Whole Ransomware Threatens Data Leaks

During our investigation of newly submitted malware samples, our researchers came across a ransomware program named "Whole." We have determined that it is derived from the Keylock ransomware. This malicious software encrypts data and demands ransoms in exchange for decrypting it.

In our testing, the "Whole" ransomware encrypted files and added a ".whole" extension to their filenames. For example, a file originally named "1.jpg" would be displayed as "1.jpg.whole," and "2.png" as "2.png.whole."

Once the encryption process was finished, the desktop wallpaper was changed, and a ransom note titled "README-ID-[victim's_ID].txt" was generated. From the content of this note, it is evident that this ransomware primarily targets businesses rather than individual users.

The message displayed on the "Whole" desktop wallpaper instructs the victim to read the associated text file ("README-ID-[victim's_ID].txt"). This ransom note explains that the victim's files have been encrypted and assures them that their unique decryption key is securely stored on the attackers' servers.

Recovery can be tested at no cost by sending a few encrypted files to the cybercriminals (within certain guidelines). If the victim does not attempt to contact the attackers within 3 days, their sensitive business-related data may be exposed or sold.

The message also includes warnings, informing the victim that renaming or altering the affected files, as well as using third-party recovery tools or antivirus software, may render the data irretrievable.

Whole Ransomware Drops Lengthy Note

The full text of the Whole ransom note reads as follows:

YOUR FILES ARE ENCRYPTED

Your files have been encrypted with strong encryption algorithms and modified!
Don't worry your unique encryption key is stored securely on our server and your data can be decrypted quickly and securely.

We can prove that we can decrypt all of your data. Please just send us 3 not important, small(~2mb) encrypted files, which are randomly stored on your server. Also attach your this file README-ID-.txt left by us in every folder.
We will decrypt these files and send them to you as a proof. Please note that files for free test decryption should not contain valuable information.
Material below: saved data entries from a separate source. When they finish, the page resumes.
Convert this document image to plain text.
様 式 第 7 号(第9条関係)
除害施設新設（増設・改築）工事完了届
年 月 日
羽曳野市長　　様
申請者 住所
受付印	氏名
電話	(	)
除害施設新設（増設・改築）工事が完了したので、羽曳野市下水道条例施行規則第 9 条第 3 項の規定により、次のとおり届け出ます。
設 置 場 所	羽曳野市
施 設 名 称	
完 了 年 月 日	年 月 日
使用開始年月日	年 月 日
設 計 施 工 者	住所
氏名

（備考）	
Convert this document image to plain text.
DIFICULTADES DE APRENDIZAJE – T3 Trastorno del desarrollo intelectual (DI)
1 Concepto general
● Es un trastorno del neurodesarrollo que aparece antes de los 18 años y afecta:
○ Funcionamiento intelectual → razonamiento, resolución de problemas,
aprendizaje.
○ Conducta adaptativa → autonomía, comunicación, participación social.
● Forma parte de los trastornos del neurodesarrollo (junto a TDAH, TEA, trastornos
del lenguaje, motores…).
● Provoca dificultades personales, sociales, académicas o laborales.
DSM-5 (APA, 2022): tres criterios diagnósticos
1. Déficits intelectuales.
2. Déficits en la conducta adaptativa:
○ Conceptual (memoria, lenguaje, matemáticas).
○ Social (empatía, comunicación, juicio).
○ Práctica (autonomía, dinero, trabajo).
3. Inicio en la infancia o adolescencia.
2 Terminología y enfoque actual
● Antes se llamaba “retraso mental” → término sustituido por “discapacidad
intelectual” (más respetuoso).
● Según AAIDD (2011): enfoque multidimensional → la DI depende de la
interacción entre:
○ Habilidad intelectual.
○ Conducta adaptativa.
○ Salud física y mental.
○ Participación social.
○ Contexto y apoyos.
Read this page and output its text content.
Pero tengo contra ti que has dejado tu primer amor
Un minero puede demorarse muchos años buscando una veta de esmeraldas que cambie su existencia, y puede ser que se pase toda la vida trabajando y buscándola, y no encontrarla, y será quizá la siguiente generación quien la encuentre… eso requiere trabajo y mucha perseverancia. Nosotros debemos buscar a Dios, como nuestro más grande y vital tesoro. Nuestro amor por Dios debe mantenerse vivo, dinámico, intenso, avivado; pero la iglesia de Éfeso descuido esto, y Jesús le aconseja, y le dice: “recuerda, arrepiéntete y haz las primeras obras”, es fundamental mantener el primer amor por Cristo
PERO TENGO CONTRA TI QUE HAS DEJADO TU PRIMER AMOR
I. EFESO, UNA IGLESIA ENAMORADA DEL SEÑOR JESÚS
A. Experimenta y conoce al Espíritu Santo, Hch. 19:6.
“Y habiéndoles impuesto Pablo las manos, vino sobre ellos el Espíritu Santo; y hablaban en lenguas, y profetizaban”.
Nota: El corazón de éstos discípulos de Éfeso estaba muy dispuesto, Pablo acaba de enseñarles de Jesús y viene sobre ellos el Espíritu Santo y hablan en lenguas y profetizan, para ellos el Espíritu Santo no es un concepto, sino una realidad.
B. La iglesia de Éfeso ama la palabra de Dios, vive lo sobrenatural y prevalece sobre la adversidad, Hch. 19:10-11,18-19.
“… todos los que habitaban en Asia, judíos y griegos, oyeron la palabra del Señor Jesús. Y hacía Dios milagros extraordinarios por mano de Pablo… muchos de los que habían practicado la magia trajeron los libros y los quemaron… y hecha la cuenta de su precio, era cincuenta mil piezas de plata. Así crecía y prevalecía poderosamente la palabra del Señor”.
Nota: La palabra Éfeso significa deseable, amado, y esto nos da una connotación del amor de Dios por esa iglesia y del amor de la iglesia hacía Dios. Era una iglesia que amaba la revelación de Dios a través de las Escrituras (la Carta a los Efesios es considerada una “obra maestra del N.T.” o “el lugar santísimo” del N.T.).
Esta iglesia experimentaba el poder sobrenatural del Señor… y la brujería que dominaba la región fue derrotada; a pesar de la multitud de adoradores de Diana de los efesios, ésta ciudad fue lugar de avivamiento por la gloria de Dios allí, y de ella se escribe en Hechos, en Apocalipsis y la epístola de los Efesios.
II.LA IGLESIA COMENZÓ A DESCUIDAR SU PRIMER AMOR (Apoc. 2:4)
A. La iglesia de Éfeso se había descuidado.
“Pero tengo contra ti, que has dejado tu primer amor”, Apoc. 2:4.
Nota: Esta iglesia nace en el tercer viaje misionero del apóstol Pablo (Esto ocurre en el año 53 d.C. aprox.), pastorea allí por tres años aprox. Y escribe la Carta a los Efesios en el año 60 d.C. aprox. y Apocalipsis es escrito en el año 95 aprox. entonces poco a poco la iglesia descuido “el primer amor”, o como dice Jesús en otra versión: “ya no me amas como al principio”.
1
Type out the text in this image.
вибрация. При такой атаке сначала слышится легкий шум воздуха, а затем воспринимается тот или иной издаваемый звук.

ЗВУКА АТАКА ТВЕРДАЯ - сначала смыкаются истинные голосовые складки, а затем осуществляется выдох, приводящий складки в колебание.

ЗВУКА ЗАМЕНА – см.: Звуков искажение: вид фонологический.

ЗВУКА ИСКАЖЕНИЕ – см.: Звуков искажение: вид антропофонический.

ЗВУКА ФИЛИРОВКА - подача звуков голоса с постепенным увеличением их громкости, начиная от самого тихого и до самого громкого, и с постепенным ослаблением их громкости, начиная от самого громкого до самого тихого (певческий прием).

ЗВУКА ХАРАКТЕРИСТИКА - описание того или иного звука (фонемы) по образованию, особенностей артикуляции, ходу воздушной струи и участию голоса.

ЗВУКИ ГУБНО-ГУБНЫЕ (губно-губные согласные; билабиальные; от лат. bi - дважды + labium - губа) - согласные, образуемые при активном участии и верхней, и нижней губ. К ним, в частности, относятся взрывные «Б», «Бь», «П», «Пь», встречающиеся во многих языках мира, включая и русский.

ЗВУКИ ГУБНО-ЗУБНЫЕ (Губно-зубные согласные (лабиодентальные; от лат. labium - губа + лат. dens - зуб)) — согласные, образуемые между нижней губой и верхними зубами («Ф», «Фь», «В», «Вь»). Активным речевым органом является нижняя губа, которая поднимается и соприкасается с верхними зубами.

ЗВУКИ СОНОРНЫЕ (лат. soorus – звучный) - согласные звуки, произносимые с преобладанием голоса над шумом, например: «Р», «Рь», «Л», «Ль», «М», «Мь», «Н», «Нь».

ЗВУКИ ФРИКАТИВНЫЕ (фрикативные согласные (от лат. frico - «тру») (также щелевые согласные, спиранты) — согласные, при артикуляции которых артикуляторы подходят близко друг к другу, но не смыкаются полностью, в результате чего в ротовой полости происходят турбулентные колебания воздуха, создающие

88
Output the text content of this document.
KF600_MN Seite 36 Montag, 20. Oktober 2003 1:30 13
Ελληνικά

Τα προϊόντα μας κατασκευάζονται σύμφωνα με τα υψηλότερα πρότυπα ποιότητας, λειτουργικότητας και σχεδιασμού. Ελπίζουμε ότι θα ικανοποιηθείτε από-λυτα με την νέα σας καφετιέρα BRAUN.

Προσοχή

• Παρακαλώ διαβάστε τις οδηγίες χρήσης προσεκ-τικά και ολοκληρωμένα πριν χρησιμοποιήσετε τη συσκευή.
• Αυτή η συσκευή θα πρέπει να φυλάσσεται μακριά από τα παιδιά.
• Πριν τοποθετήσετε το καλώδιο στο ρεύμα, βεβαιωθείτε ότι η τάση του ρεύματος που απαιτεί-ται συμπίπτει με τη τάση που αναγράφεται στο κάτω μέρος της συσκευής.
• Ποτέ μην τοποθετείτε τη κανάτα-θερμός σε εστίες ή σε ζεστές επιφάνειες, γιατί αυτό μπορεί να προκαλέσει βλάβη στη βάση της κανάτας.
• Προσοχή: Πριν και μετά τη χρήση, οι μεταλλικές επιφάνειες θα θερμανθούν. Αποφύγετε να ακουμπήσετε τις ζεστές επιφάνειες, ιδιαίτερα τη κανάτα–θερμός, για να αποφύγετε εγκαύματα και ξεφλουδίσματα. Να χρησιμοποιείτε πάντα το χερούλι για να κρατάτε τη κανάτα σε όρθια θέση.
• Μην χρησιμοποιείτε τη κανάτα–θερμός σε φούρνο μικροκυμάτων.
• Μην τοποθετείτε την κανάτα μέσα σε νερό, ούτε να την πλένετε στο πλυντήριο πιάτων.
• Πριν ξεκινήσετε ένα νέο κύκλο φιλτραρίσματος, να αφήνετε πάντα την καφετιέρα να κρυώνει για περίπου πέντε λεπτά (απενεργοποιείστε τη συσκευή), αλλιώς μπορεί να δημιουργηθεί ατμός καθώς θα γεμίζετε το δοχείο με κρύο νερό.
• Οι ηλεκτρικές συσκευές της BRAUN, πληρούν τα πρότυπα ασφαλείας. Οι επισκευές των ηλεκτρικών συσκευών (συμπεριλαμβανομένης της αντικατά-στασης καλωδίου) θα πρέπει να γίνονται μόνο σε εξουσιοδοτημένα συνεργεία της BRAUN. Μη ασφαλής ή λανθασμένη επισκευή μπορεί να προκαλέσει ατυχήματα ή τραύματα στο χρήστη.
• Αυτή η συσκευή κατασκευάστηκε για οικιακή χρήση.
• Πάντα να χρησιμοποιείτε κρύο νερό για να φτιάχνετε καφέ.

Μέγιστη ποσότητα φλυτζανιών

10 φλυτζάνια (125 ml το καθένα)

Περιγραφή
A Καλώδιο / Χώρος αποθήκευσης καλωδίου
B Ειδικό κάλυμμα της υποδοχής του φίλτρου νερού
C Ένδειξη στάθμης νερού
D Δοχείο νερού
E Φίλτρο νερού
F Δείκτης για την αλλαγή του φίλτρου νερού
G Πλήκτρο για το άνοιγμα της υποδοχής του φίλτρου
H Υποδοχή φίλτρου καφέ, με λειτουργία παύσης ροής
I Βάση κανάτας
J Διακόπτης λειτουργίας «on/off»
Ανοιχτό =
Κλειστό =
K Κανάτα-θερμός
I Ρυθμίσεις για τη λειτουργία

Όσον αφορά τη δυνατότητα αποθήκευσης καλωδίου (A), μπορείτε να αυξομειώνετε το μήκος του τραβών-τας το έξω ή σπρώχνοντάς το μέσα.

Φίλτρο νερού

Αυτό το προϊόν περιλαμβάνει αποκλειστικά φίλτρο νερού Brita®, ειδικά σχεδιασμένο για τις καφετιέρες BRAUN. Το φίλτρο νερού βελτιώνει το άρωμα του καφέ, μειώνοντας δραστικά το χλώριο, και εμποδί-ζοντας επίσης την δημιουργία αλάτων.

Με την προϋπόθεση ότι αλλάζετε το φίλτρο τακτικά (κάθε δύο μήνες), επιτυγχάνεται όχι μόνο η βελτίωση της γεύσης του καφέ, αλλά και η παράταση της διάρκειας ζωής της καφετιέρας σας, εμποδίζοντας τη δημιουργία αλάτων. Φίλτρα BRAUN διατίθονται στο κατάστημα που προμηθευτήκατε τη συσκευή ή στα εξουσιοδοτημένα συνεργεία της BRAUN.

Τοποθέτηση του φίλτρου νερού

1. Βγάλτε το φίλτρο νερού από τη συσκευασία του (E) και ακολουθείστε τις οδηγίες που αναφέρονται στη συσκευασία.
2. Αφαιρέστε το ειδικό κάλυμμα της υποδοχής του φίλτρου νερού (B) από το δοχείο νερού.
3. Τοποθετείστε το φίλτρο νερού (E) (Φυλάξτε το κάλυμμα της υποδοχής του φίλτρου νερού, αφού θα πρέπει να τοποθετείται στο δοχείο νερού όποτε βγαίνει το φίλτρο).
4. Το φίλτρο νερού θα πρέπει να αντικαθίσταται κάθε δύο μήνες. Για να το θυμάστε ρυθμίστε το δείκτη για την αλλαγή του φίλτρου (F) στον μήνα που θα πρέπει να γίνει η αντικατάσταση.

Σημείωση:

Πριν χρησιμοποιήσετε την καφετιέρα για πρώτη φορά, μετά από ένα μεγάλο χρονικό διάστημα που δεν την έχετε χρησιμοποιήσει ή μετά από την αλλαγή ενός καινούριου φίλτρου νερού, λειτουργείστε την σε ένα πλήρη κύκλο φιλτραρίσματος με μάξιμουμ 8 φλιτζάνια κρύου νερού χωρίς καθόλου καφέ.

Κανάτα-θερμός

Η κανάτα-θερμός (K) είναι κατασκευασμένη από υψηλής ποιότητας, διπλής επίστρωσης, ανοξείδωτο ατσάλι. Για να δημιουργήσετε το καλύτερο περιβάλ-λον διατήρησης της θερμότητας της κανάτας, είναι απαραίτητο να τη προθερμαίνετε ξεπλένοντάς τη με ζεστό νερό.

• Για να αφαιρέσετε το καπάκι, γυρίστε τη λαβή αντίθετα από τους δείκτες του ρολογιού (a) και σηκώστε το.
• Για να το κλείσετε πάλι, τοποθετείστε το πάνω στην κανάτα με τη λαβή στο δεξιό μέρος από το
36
If you will not start a dialogue with us in 72 hours we will be forced to publish your files in the public domain. Your customers and partners will be informed about the data leak.
This way, your reputation will be ruined. If you will not react, we will be forced to sell the most important information such as databases and personal data to interested parties to generate some profit.

If you want to resolve this situation, attach in letter this file README-ID-.txt and write to ALL of these 2 email addresses:

pmmx@techmail.info
wholekey@mailfence.com

IMPORTANT!
We recommend you contact us directly to avoid overpaying agents.
We asking to send your message to ALL of our 2 email adresses because for various reasons, your email may not be delivered.
Our message may be recognized as spam, so be sure to check the spam folder.
If we do not respond to you within 24 hours, write to us from another email address.
Please don't waste the time, it will result only additinal damage to your company.
Please do not rename and try to decrypt the files yourself. We will not be able to help you if files will be modified.
If you will try to use any third party software for restoring your data or antivirus solutions, please make a backup for all encrypted files.
If you delete any encrypted files from the current computer, you may not be able to decrypt them.

How Can Ransomware Get Inside Your System?

Ransomware can infiltrate your system through various means, and understanding these entry points is crucial for protecting your system against such attacks. Here are common ways ransomware can get inside your system:

• Email Attachments: Phishing emails are a prevalent method for ransomware distribution. Cybercriminals send seemingly legitimate emails with infected attachments (e.g., PDFs, Word documents, or ZIP files) or links to malicious websites. When users open these attachments or click on the links, the ransomware is downloaded and executed on their systems.
• Malicious Links: Ransomware can also be delivered through deceptive or malicious links in emails, instant messages, or on websites. Clicking on these links can lead to the download and execution of ransomware.
• Malvertising: Cybercriminals may use malicious advertisements (malvertisements) on legitimate websites to deliver ransomware. Simply visiting a compromised website with these ads can trigger an automatic download of the malware.
• Exploiting Vulnerabilities: Ransomware authors can exploit software vulnerabilities in your operating system or applications. If your system is not up to date with security patches, it may be vulnerable to exploit-based attacks.
• Drive-By Downloads: Ransomware can be delivered through "drive-by downloads," where users unknowingly download malicious code while visiting compromised or malicious websites. These downloads can occur without any user interaction or consent.
• Remote Desktop Protocol (RDP) Attacks: Attackers may exploit weak or default RDP credentials to gain access to remote systems. Once inside, they can install ransomware and encrypt files.
• Software Downloads: Downloading software or files from untrusted or pirated sources can expose your system to ransomware. Illegitimate software or cracked versions often come with hidden malware payloads.